An Article from Elastic
Introduction
Making sense of the millions of log lines your organization generates can be a daunting challenge. On one hand, these log lines provide a view into application performance, server performance metrics, and security. On the other hand, log management and analysis can be very time consuming, which may hinder adoption of these increasingly necessary services.
Open-source software, such as rsyslog, Elasticsearch, and Logstash provide the tools to transmit, transform, and store your log data.
In this tutorial, you will learn how to create a centralized rsyslog server to store log files from multiple systems and then use Logstash to send them to an Elasticsearch server. From there, you can decide how best to analyze the data.
Goals
This tutorial teaches you how to centralize logs generated or received by syslog, specifically the variant known as rsyslog. Syslog, and syslog-based tools like rsyslog, collect important information from the kernel and many of the programs that run to keep UNIX-like servers running. As syslog is a standard, and not just a program, many software projects support sending data to syslog. By centralizing this data, you can more easily audit security, monitor application behavior, and keep track of other vital server information.

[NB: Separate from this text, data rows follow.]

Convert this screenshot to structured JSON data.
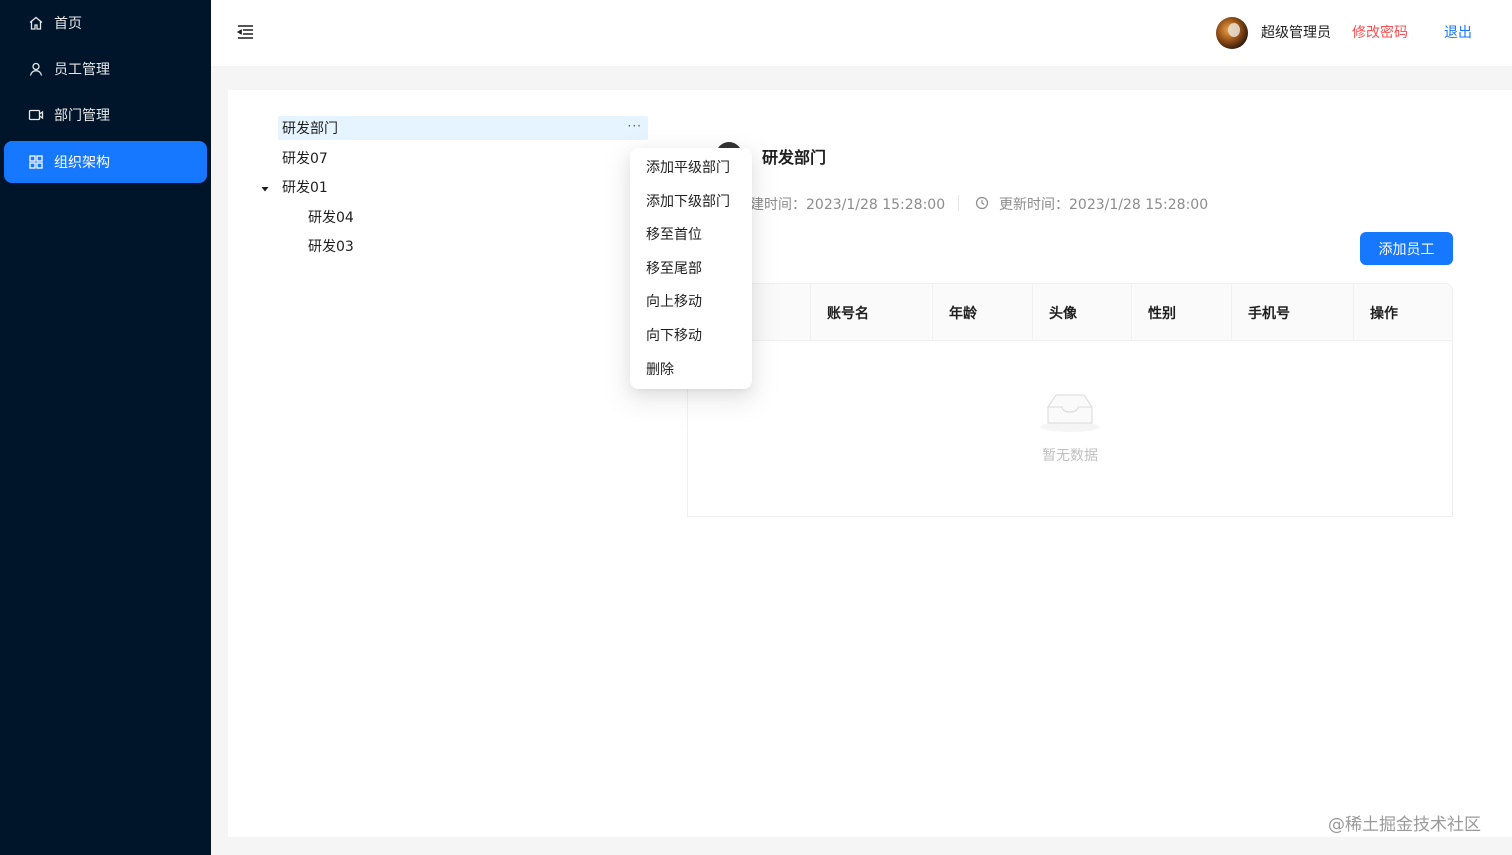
{
  "sidebar": {
    "items": [
      {
        "label": "首页",
        "icon": "home-icon"
      },
      {
        "label": "员工管理",
        "icon": "user-icon"
      },
      {
        "label": "部门管理",
        "icon": "video-camera-icon"
      },
      {
        "label": "组织架构",
        "icon": "apps-icon",
        "active": true
      }
    ]
  },
  "header": {
    "user_name": "超级管理员",
    "change_password": "修改密码",
    "logout": "退出"
  },
  "tree": {
    "nodes": [
      {
        "label": "研发部门",
        "selected": true
      },
      {
        "label": "研发07"
      },
      {
        "label": "研发01",
        "expanded": true
      },
      {
        "label": "研发04"
      },
      {
        "label": "研发03"
      }
    ],
    "more": "···"
  },
  "context_menu": {
    "items": [
      "添加平级部门",
      "添加下级部门",
      "移至首位",
      "移至尾部",
      "向上移动",
      "向下移动",
      "删除"
    ]
  },
  "department": {
    "title": "研发部门",
    "created": "建时间：2023/1/28 15:28:00",
    "updated": "更新时间：2023/1/28 15:28:00"
  },
  "toolbar": {
    "add_employee": "添加员工"
  },
  "table": {
    "columns": [
      "账号名",
      "年龄",
      "头像",
      "性别",
      "手机号",
      "操作"
    ],
    "empty_text": "暂无数据"
  },
  "watermark": "@稀土掘金技术社区",
  "colors": {
    "sidebar_bg": "#001529",
    "primary": "#1677ff",
    "danger": "#ff4d4f"
  }
}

From a centralized, or aggregating rsyslog server, you can then forward the data to Logstash, which can further parse and enrich your log data before sending it on to Elasticsearch.
The final objectives of this tutorial are to:
Set up a single, client (or forwarding) rsyslog server
Set up a single, server (or collecting) rsyslog server, to receive logs from the rsyslog client
Set up a Logstash instance to receive the messages from the rsyslog collecting server
Set up an Elasticsearch server to receive the data from Logstash
Prerequisites
In the same DigitalOcean data center, create the following Droplets with private networking enabled:
Ubuntu 14.04 Droplet named rsyslog-client
Ubuntu 14.04 Droplet (1 GB or greater) named rsyslog-server where centralized logs will be stored and Logstash will be installed
Ubuntu 14.04 Droplet with Elasticsearch installed from How To Install and Configure Elasticsearch on Ubuntu 14.04
You will also need a non-root user with sudo privileges for each of these servers. Initial Server Setup with Ubuntu 14.04 explains how to set this up.
Note: To maximize performance, Logstash will try to allocate 1 gigabyte of memory by default, so ensure the centralized server instance is sized accordingly.
Refer to How To Set Up And Use DigitalOcean Private Networking for help on enabling private networking while creating the Droplets.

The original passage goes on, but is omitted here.